I attempted to boil my face off yesterday while at work.
While filling scalding hot water into a cup to make cocoa, the cup slipped and some water splashed out on my hand. As a reaction, I dropped the cup, which hit the counter and doused me with water. My entire face was bright red, but the skin around my chin, lips, and eyes got burned the worst. It sent my coworkers into quite a panic. After running my head under cold water for half an hour, an ice compress did the trick. When all was said and done, my pride was damaged far worse than my face.
Of course, I couldn't have pulled this stunt last week when practically everyone was out of the office. Oh, no. I had to wait until half the executive team from headquarters came in for a visit. Leave it to me to make a big impression!
Mentioned in my previous entry, my mother's birthday was this past weekend. A few weeks ago I took a glassblowing lesson, so as a gift I gave her the bowl I made in class. While at her birthday dinner at Maison Lacour, a fine French restaurant in Baton Rouge, I thought about how things have come full circle...
A little over two years ago at that SAME restaurant I first mentioned my interest in glassblowing. Upon hearing this, my father remarked, "I dunno Melanie. You've got to be good at blowing to do that. Are you good at blowing?" Before my father realized how that sounded, I cringed and my mother gasped in shock. "Um... I mean... with your asthma and... you need good lung function... err." Yeah, there is no recovering from that comment. It wouldn't have been that bad were we not at dinner with my ex-boyfriend, his PARENTS and GRANDMOTHER.

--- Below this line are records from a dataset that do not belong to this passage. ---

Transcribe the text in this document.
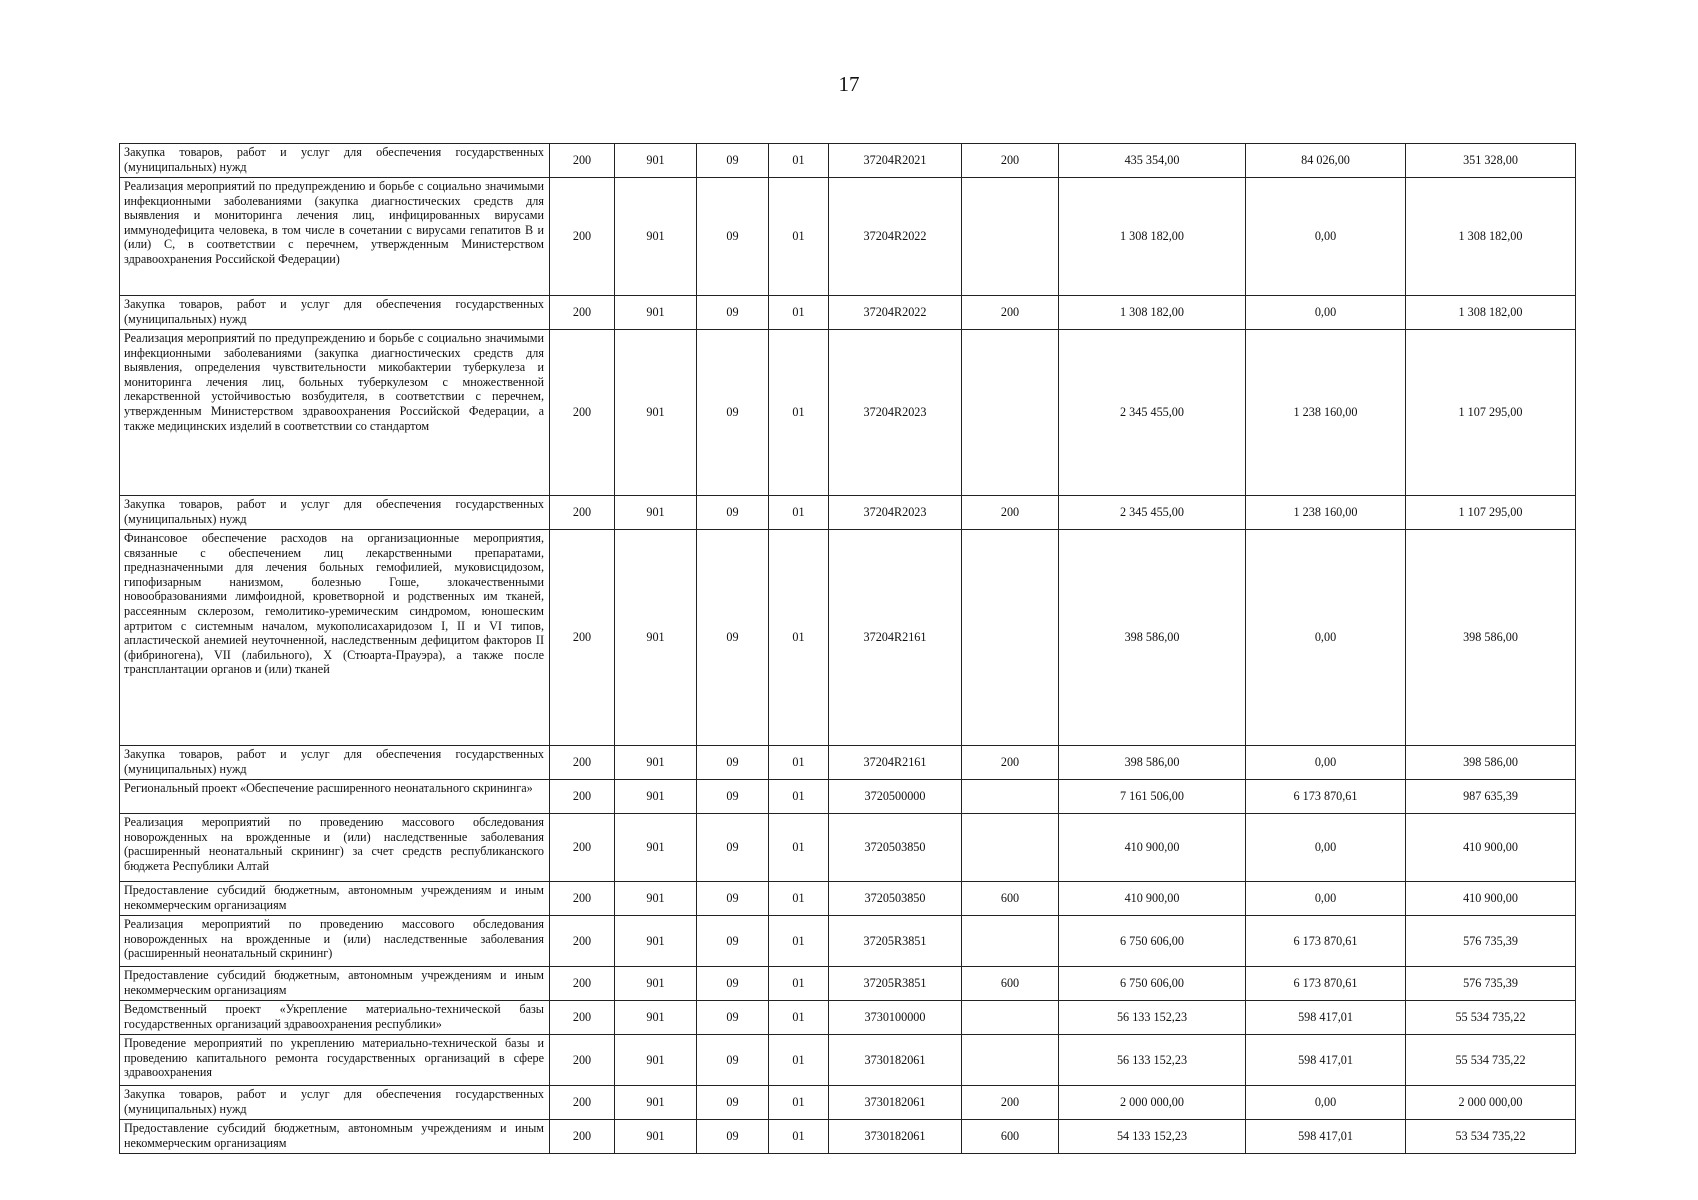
17
Закупка товаров, работ и услуг для обеспечения государственных (муниципальных) нужд	200	901	09	01	37204R2021	200	435 354,00	84 026,00	351 328,00
Реализация мероприятий по предупреждению и борьбе с социально значимыми инфекционными заболеваниями (закупка диагностических средств для выявления и мониторинга лечения лиц, инфицированных вирусами иммунодефицита человека, в том числе в сочетании с вирусами гепатитов B и (или) C, в соответствии с перечнем, утвержденным Министерством здравоохранения Российской Федерации)	200	901	09	01	37204R2022		1 308 182,00	0,00	1 308 182,00
Закупка товаров, работ и услуг для обеспечения государственных (муниципальных) нужд	200	901	09	01	37204R2022	200	1 308 182,00	0,00	1 308 182,00
Реализация мероприятий по предупреждению и борьбе с социально значимыми инфекционными заболеваниями (закупка диагностических средств для выявления, определения чувствительности микобактерии туберкулеза и мониторинга лечения лиц, больных туберкулезом с множественной лекарственной устойчивостью возбудителя, в соответствии с перечнем, утвержденным Министерством здравоохранения Российской Федерации, а также медицинских изделий в соответствии со стандартом	200	901	09	01	37204R2023		2 345 455,00	1 238 160,00	1 107 295,00
Закупка товаров, работ и услуг для обеспечения государственных (муниципальных) нужд	200	901	09	01	37204R2023	200	2 345 455,00	1 238 160,00	1 107 295,00
Финансовое обеспечение расходов на организационные мероприятия, связанные с обеспечением лиц лекарственными препаратами, предназначенными для лечения больных гемофилией, муковисцидозом, гипофизарным нанизмом, болезнью Гоше, злокачественными новообразованиями лимфоидной, кроветворной и родственных им тканей, рассеянным склерозом, гемолитико-уремическим синдромом, юношеским артритом с системным началом, мукополисахаридозом I, II и VI типов, апластической анемией неуточненной, наследственным дефицитом факторов II (фибриногена), VII (лабильного), X (Стюарта-Прауэра), а также после трансплантации органов и (или) тканей	200	901	09	01	37204R2161		398 586,00	0,00	398 586,00
Закупка товаров, работ и услуг для обеспечения государственных (муниципальных) нужд	200	901	09	01	37204R2161	200	398 586,00	0,00	398 586,00
Региональный проект «Обеспечение расширенного неонатального скрининга»	200	901	09	01	3720500000		7 161 506,00	6 173 870,61	987 635,39
Реализация мероприятий по проведению массового обследования новорожденных на врожденные и (или) наследственные заболевания (расширенный неонатальный скрининг) за счет средств республиканского бюджета Республики Алтай	200	901	09	01	3720503850		410 900,00	0,00	410 900,00
Предоставление субсидий бюджетным, автономным учреждениям и иным некоммерческим организациям	200	901	09	01	3720503850	600	410 900,00	0,00	410 900,00
Реализация мероприятий по проведению массового обследования новорожденных на врожденные и (или) наследственные заболевания (расширенный неонатальный скрининг)	200	901	09	01	37205R3851		6 750 606,00	6 173 870,61	576 735,39
Предоставление субсидий бюджетным, автономным учреждениям и иным некоммерческим организациям	200	901	09	01	37205R3851	600	6 750 606,00	6 173 870,61	576 735,39
Ведомственный проект «Укрепление материально-технической базы государственных организаций здравоохранения республики»	200	901	09	01	3730100000		56 133 152,23	598 417,01	55 534 735,22
Проведение мероприятий по укреплению материально-технической базы и проведению капитального ремонта государственных организаций в сфере здравоохранения	200	901	09	01	3730182061		56 133 152,23	598 417,01	55 534 735,22
Закупка товаров, работ и услуг для обеспечения государственных (муниципальных) нужд	200	901	09	01	3730182061	200	2 000 000,00	0,00	2 000 000,00
Предоставление субсидий бюджетным, автономным учреждениям и иным некоммерческим организациям	200	901	09	01	3730182061	600	54 133 152,23	598 417,01	53 534 735,22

To answer your question Dad, yes. As evidenced by the quality of my bowl, I am good at blowing. And to this day, when I think of that moment, I still feel like "blowing" my brains out.

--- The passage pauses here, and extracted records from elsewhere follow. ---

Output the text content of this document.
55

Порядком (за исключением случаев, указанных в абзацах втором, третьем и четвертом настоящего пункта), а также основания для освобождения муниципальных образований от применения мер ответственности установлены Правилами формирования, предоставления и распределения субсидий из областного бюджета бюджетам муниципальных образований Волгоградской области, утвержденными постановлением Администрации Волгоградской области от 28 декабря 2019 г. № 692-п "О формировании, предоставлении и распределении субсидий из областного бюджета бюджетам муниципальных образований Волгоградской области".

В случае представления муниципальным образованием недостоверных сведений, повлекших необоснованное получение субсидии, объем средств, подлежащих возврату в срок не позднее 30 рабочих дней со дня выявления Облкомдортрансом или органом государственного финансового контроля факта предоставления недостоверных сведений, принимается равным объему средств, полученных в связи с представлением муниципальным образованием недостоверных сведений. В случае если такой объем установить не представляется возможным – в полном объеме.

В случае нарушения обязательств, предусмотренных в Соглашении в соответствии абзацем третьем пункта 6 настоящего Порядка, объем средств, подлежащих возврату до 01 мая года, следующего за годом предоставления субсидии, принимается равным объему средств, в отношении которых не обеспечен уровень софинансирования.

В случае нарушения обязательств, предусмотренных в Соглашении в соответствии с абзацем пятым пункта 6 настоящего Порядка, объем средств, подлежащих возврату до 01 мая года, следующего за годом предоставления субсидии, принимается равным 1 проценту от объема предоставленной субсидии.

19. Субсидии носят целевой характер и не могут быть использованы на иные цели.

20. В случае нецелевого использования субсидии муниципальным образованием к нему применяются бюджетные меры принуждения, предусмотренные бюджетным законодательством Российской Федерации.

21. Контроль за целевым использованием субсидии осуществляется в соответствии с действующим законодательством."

In exactly seven days, I have managed to:
All that, and I only missed two days of work.
(As a side note, you might find it interesting that I caught the bride's bouquet. Well, more like it hit me square in the chest. Since that means I'll be "next," either the rest of the girls at her wedding will die old maids or I'll have to lift my dating moratorium.)
While closing on my condo was an exciting and empowering experience, I must admit that I am more relieved that the week itself has come to a close!